But the detailed philosophical form of the simulation argument comes from Nick Bostrom, a philosopher who is currently the director of the Future of Humanity Institute at the University of Oxford.
Back in 2003 Bostrom wrote an article imaginatively titled "Are You Living In A Computer Simulation." Bostrom wanted to consider technologically mature civilizations, which for him meant cultures so advanced they build super-duper computers with fully conscious simulated minds living inside simulated realities. Think The Sims on super-duper steroids. These cultures, Bostrom reasoned, might then create ancestor simulations on their computers, meaning simulations of their own past.
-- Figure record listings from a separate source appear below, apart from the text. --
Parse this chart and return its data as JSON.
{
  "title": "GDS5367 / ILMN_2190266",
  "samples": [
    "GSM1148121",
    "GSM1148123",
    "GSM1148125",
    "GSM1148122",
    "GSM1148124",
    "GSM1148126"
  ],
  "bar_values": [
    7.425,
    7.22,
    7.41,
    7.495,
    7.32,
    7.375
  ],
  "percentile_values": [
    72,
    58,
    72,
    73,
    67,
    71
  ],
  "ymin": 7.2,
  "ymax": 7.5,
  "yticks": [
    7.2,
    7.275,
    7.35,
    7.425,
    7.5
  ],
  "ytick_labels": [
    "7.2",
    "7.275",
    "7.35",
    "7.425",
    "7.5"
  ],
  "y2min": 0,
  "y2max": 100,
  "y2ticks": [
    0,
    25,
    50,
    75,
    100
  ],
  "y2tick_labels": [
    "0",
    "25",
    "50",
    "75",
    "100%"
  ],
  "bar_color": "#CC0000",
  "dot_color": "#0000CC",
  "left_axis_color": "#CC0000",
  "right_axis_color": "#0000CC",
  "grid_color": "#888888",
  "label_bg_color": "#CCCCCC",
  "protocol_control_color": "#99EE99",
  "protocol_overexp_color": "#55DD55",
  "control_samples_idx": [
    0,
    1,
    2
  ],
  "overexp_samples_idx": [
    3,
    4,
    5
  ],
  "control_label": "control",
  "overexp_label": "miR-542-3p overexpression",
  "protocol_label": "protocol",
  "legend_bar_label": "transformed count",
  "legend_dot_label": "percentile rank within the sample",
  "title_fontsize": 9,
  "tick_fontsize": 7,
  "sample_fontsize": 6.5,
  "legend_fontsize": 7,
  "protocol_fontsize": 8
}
With these ideas in mind, Bostrom then made the final leap by considering the truth, or falsehood, of three statements:
Almost all civilizations at our level of development become extinct before becoming technologically mature.
The fraction of technologically mature civilizations that are interested in creating ancestor simulations is almost zero.
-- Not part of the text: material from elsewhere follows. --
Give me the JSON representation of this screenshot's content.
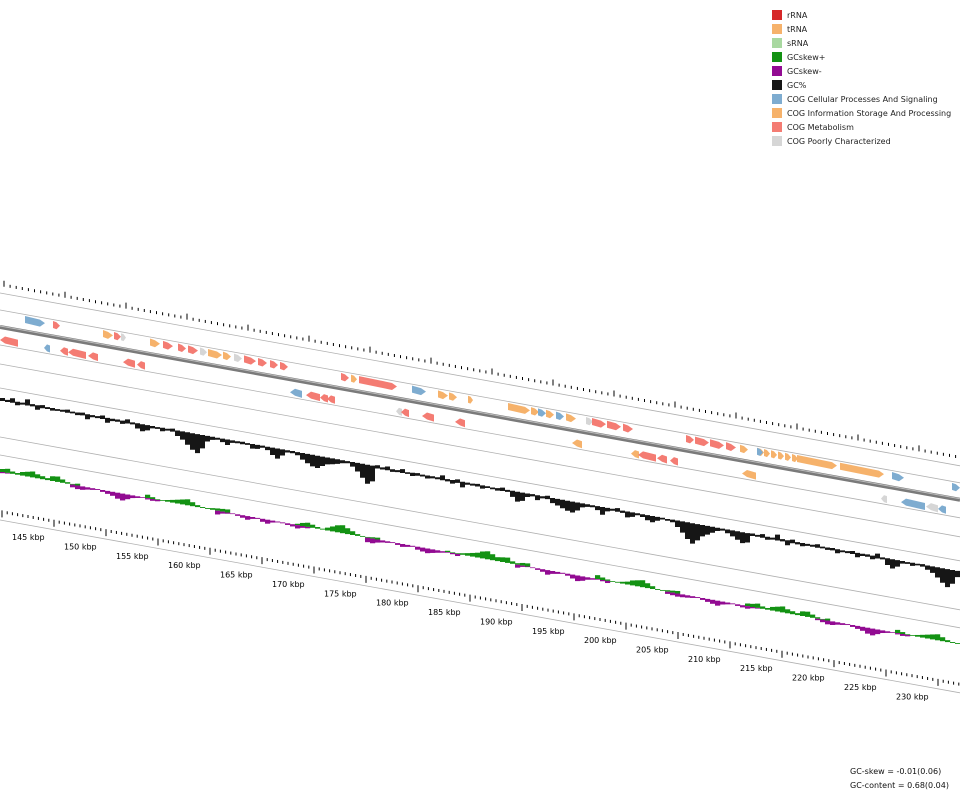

You are almost certainly living in a computer simulation.
So watch what happens as we run down the truth/falsehood list of these statements. If 1 is true then virtually no civilization becomes super-high tech before dying, which kind of stinks. If 1 is false but 2 is true, then virtually no ancestor simulations should exist. The use of "virtually" is important here because Bostrom's purely philosophical argument relies on probabilities and, in the end, it leads him to a remarkable place.
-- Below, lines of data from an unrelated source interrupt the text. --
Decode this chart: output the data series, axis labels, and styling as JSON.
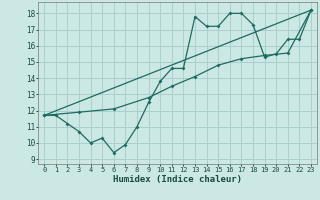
{
  "xlabel": "Humidex (Indice chaleur)",
  "bg_color": "#cce8e4",
  "grid_color": "#aacfcc",
  "line_color": "#1e6b62",
  "xlim": [
    -0.5,
    23.5
  ],
  "ylim": [
    8.7,
    18.7
  ],
  "yticks": [
    9,
    10,
    11,
    12,
    13,
    14,
    15,
    16,
    17,
    18
  ],
  "xticks": [
    0,
    1,
    2,
    3,
    4,
    5,
    6,
    7,
    8,
    9,
    10,
    11,
    12,
    13,
    14,
    15,
    16,
    17,
    18,
    19,
    20,
    21,
    22,
    23
  ],
  "series1_x": [
    0,
    1,
    2,
    3,
    4,
    5,
    6,
    7,
    8,
    9,
    10,
    11,
    12,
    13,
    14,
    15,
    16,
    17,
    18,
    19,
    20,
    21,
    22,
    23
  ],
  "series1_y": [
    11.7,
    11.7,
    11.2,
    10.7,
    10.0,
    10.3,
    9.4,
    9.9,
    11.0,
    12.5,
    13.8,
    14.6,
    14.6,
    17.8,
    17.2,
    17.2,
    18.0,
    18.0,
    17.3,
    15.3,
    15.5,
    16.4,
    16.4,
    18.2
  ],
  "series2_x": [
    0,
    23
  ],
  "series2_y": [
    11.7,
    18.2
  ],
  "series3_x": [
    0,
    3,
    6,
    9,
    11,
    13,
    15,
    17,
    19,
    21,
    23
  ],
  "series3_y": [
    11.7,
    11.9,
    12.1,
    12.8,
    13.5,
    14.1,
    14.8,
    15.2,
    15.4,
    15.55,
    18.2
  ]
}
Now let's say statement 1 is false. That would means there are civilizations reaching heights of technology we can barely imagine today. Then add statement 2 as false. That would mean some of these technologically mature civilizations start creating super-duper simulations of their own past. With statement 1 and statement 2 false the conclusion has to be that there must exist ancestor simulations running out there right now full of simulated ancestor minds.